Re: sem.c multithreading

Manfred Spraul (manfreds@colorfullife.com)
Tue, 02 Nov 1999 16:37:45 +0100


Christoph Rohland wrote:
>
> As I said I am working on making SEMMNI, SEMMSL and SEMMNS
> sysctlable. This leads to allocating the array via kmalloc and also
> possibly having a really big array.
>
I found a document on IBM's web site, and AFAICS they recommend:
* MSGMNI: memory dependant, for 512MB+: 256.
* MSGMAX 65535
* SEMMNI: memory dependant, for 512MB+: 1024.
* SEMMSL: nothing is said, but it seems only 2? (since SEMMNS usually =
SEMMSL*SEMMNI)
* SEMOPL: nothing is said, but <=SEMMSL.

Unfortunately, I found no infos about > 1 GB memory. Linux 2.4 will
support up to 32 GB memory.
IIRC Oracle only needs a few semaphore arrays, but they are large: they
limit the PROCESSES parameter to SEMMSL, and 512 is far to low.
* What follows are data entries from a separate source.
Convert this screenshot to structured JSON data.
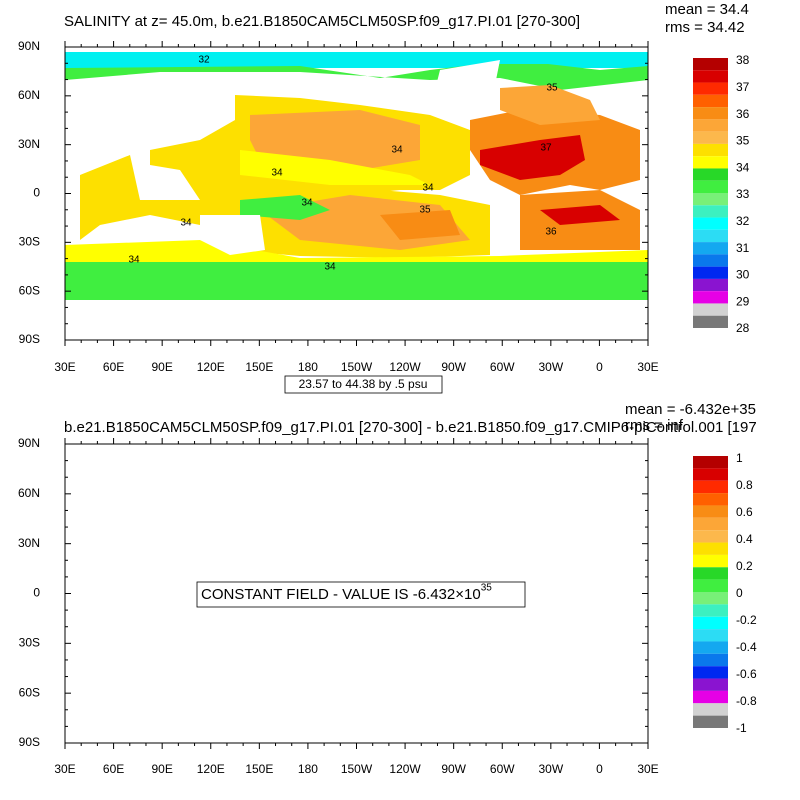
{
  "panels": [
    {
      "title": "SALINITY at z=  45.0m, b.e21.B1850CAM5CLM50SP.f09_g17.PI.01 [270-300]",
      "stats": [
        "mean = 34.4",
        "rms = 34.42"
      ],
      "lat_labels": [
        "90N",
        "60N",
        "30N",
        "0",
        "30S",
        "60S",
        "90S"
      ],
      "lon_labels": [
        "30E",
        "60E",
        "90E",
        "120E",
        "150E",
        "180",
        "150W",
        "120W",
        "90W",
        "60W",
        "30W",
        "0",
        "30E"
      ],
      "colorbar_labels": [
        "38",
        "37",
        "36",
        "35",
        "34",
        "33",
        "32",
        "31",
        "30",
        "29",
        "28"
      ],
      "contour_labels": [
        "32",
        "35",
        "34",
        "37",
        "34",
        "34",
        "34",
        "35",
        "34",
        "36",
        "34",
        "34"
      ],
      "info": "23.57 to 44.38 by .5 psu"
    },
    {
      "title": "b.e21.B1850CAM5CLM50SP.f09_g17.PI.01 [270-300] - b.e21.B1850.f09_g17.CMIP6-piControl.001 [197",
      "stats": [
        "mean = -6.432e+35",
        "rms = inf"
      ],
      "lat_labels": [
        "90N",
        "60N",
        "30N",
        "0",
        "30S",
        "60S",
        "90S"
      ],
      "lon_labels": [
        "30E",
        "60E",
        "90E",
        "120E",
        "150E",
        "180",
        "150W",
        "120W",
        "90W",
        "60W",
        "30W",
        "0",
        "30E"
      ],
      "colorbar_labels": [
        "1",
        "0.8",
        "0.6",
        "0.4",
        "0.2",
        "0",
        "-0.2",
        "-0.4",
        "-0.6",
        "-0.8",
        "-1"
      ],
      "message": "CONSTANT FIELD - VALUE IS -6.432×10",
      "message_exponent": "35"
    }
  ],
  "colorbar_colors": [
    "#b40000",
    "#d80000",
    "#ff2a00",
    "#ff6000",
    "#f88c14",
    "#fca637",
    "#fcb84c",
    "#fde000",
    "#ffff00",
    "#28d828",
    "#40ee40",
    "#78f078",
    "#3cf0c0",
    "#00ffff",
    "#2cdcf4",
    "#14a8f0",
    "#0a78ec",
    "#0028f0",
    "#8a14d0",
    "#e600e6",
    "#d2d2d2",
    "#787878"
  ]
}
Could you ask an administrator what the typical requirements of a
high-end DB2/Oracle/Sybase/etc. database are? Could you perhaps post the
output from 'ipcs'?

Which changes are necessary?
a) MSGMAX: add a linked list to 'struct msg_msg'. No locking changes are
required. I'll do that.

b) SEMMSL: there are 3 implementation limits:
* 512: stack usage during GETALL and SETALL (semctl_down() and
semctl_locked_unlock())
* ~700: kmalloc for the semaphore array exceeds PAGE_SIZE
* ~ 2000: kmalloc for the undo structure exceeds PAGE_SIZE.

possible solution:
* use the stack are for small 'sma->nsems', and a dynamic allocation for
large areas. GETALL and SETALL should be rare. eg. do_readv_writev() in
fs/read_write.c does that.
* allocate the memory with vmalloc(), eg alloc_fd_array() in fs/file.c
does that.

c) SEMOPL:
* limit 160 due to stack usage, same solution as for GETALL/SETALL.

d) SEMMNI, MSGMNI:
The current implementation has a hard limit of 32767, but it's easy to
increase that to MAX_INT. The problem is that you cannot change it at
run time (locking problem!).
I think there are only 3 options:
1) the values can be set at boot-time with a command-line parameter, but
it cannot be changed at runtime.
2) We remove the per-id spinlocks and use one global spinlock.
3) We add an additional rw-lock, everyone must grab that lock shared,
the sysctl grabs it exclusive.

I would prefer 1), what do you think?

I think you have already written a patch, could you post it?